Clearly, the best treatment for patients with nonradicular low back pain with nonspecific degenerative changes found on imaging has yet to be precisely defined. There are many possible reasons the data have been so contradictory. First, it is likely that in the absence of a clear pathologic etiology, such as spondylolisthesis, patients grouped into the category of “low back pain” probably have different foci responsible for their symptoms. If surgery is considered, patient selection is key, as well as understanding that the best scenario is likely only a moderate improvement in pain and function. Another reason the data are so divergent may be the wide variability in inclusion and exclusion criteria (see Table 150.4 ): The MRC spine stabilization trial included most patients who had back pain of unknown etiology for longer than 1 year; the criteria for the Swedish Lumbar Spine Study Group trial were more stringent. Because any benefit to surgery is likely to be only partial, some of their criteria—including disability preventing patients from working for at least 1 year, failure of conservative management, and persistent pain for 2 years—may in fact be quite critical to appropriate selection.

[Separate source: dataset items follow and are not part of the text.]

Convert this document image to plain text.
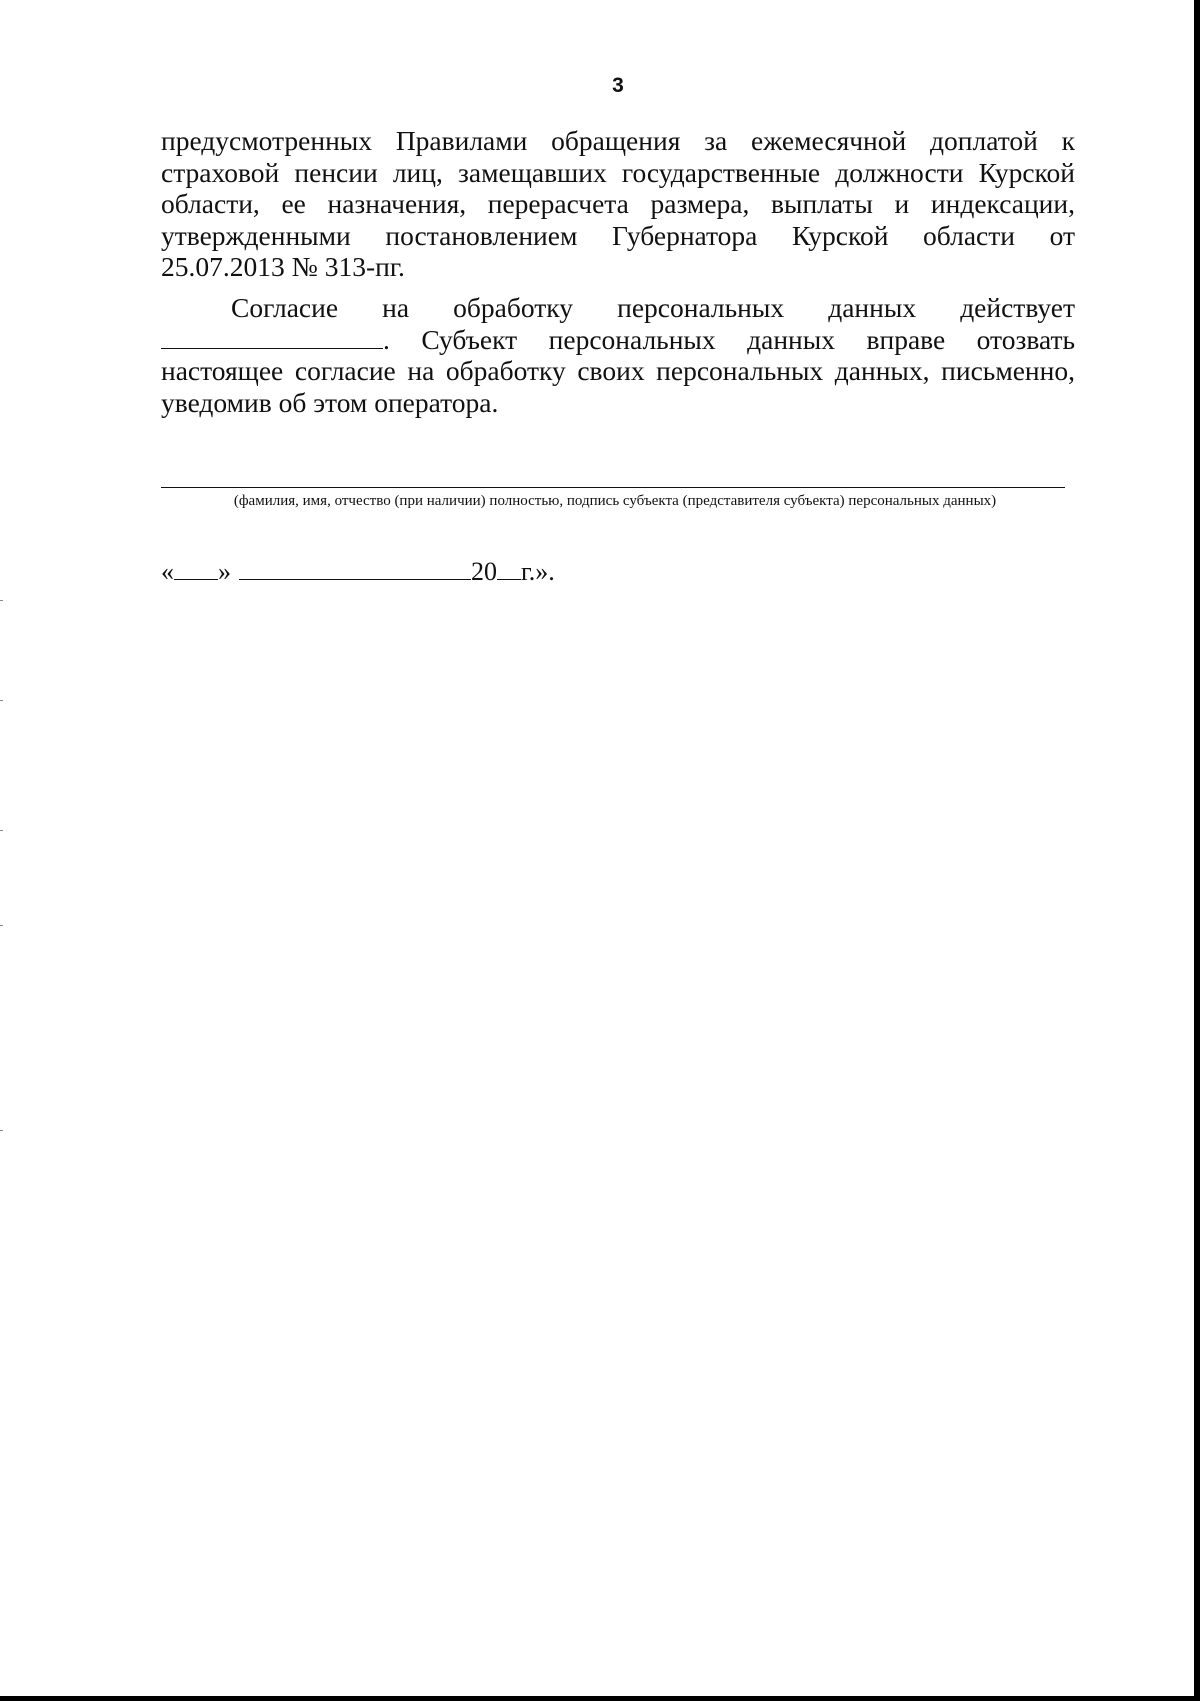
3
предусмотренных Правилами обращения за ежемесячной доплатой к
страховой пенсии лиц, замещавших государственные должности Курской
области, ее назначения, перерасчета размера, выплаты и индексации,
утвержденными постановлением Губернатора Курской области от
25.07.2013 № 313-пг.
Согласие на обработку персональных данных действует
. Субъект персональных данных вправе отозвать
настоящее согласие на обработку своих персональных данных, письменно,
уведомив об этом оператора.
(фамилия, имя, отчество (при наличии) полностью, подпись субъекта (представителя субъекта) персональных данных)
« »	20 г.».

Patients with multiple medical comorbidities present a perioperative challenge to neurosurgeons. Most common comorbidities include diabetes mellitus, obesity, congestive heart failure, coronary artery diseases, chronic kidney disease (CKD), and osteoporosis. The most recently published data from national databases have shown that more than half of in-hospital perioperative complications are cardiac, pulmonary, or renal in nature, occurring in patients with chronic conditions. Preoperative planning is critical to optimize the chances of a successful fusion. Except in emergencies, comorbidities and risk factors should be controlled to the best of one’s ability.
Smoking may negatively affect the spinal fusion outcomes. Studies have shown that smoking significantly increases the rates of nonunion and perioperative complications such as infection and adjacent segment disease. The ability of cigarette smoke to hinder fusion has been seen in a number of animal models and may be related to alterations in gene expression, disruption of angiogenesis during the healing process, or due to the antiinflammatory effects of smoking. Glassman and colleagues showed a significantly increased rate of pseudoarthrosis in patients who continued to smoke after surgery (14.2% in nonsmokers vs. 26.5% in smokers); lower return-to-work rates were also seen in that population. However, this difference was not present in patients who quit smoking for more than 6 months after their operation compared to nonsmokers. In fact, smoking was identified as an independent indicator for a higher probability of undergoing a revision spinal fusion surgery, based on the United States Nationwide Inpatient Sample (NIS). A retrospective review of 581 lumbar surgery cases showed that smoking is significantly associated with an increased estimated blood loss (with a mean of 328 mL more for each pack per day smoked) and perioperative transfusion rates. Osteoinductive biological bone graft alternatives might partially overcome the inhibitory effects of smoking. A study evaluating the fusion rates using rhBMP-2 versus iliac crest bone graft in smokers and nonsmokers showed an increased rate of fusion in smokers treated with rhBMP-2 over iliac crest bone graft (95.2% vs. 76.2% respectively), but smokers still had consistently poorer clinical outcomes, even if treated with rhBMP-2. Although these results are promising, smoking cessation is the best way to improve fusion rates.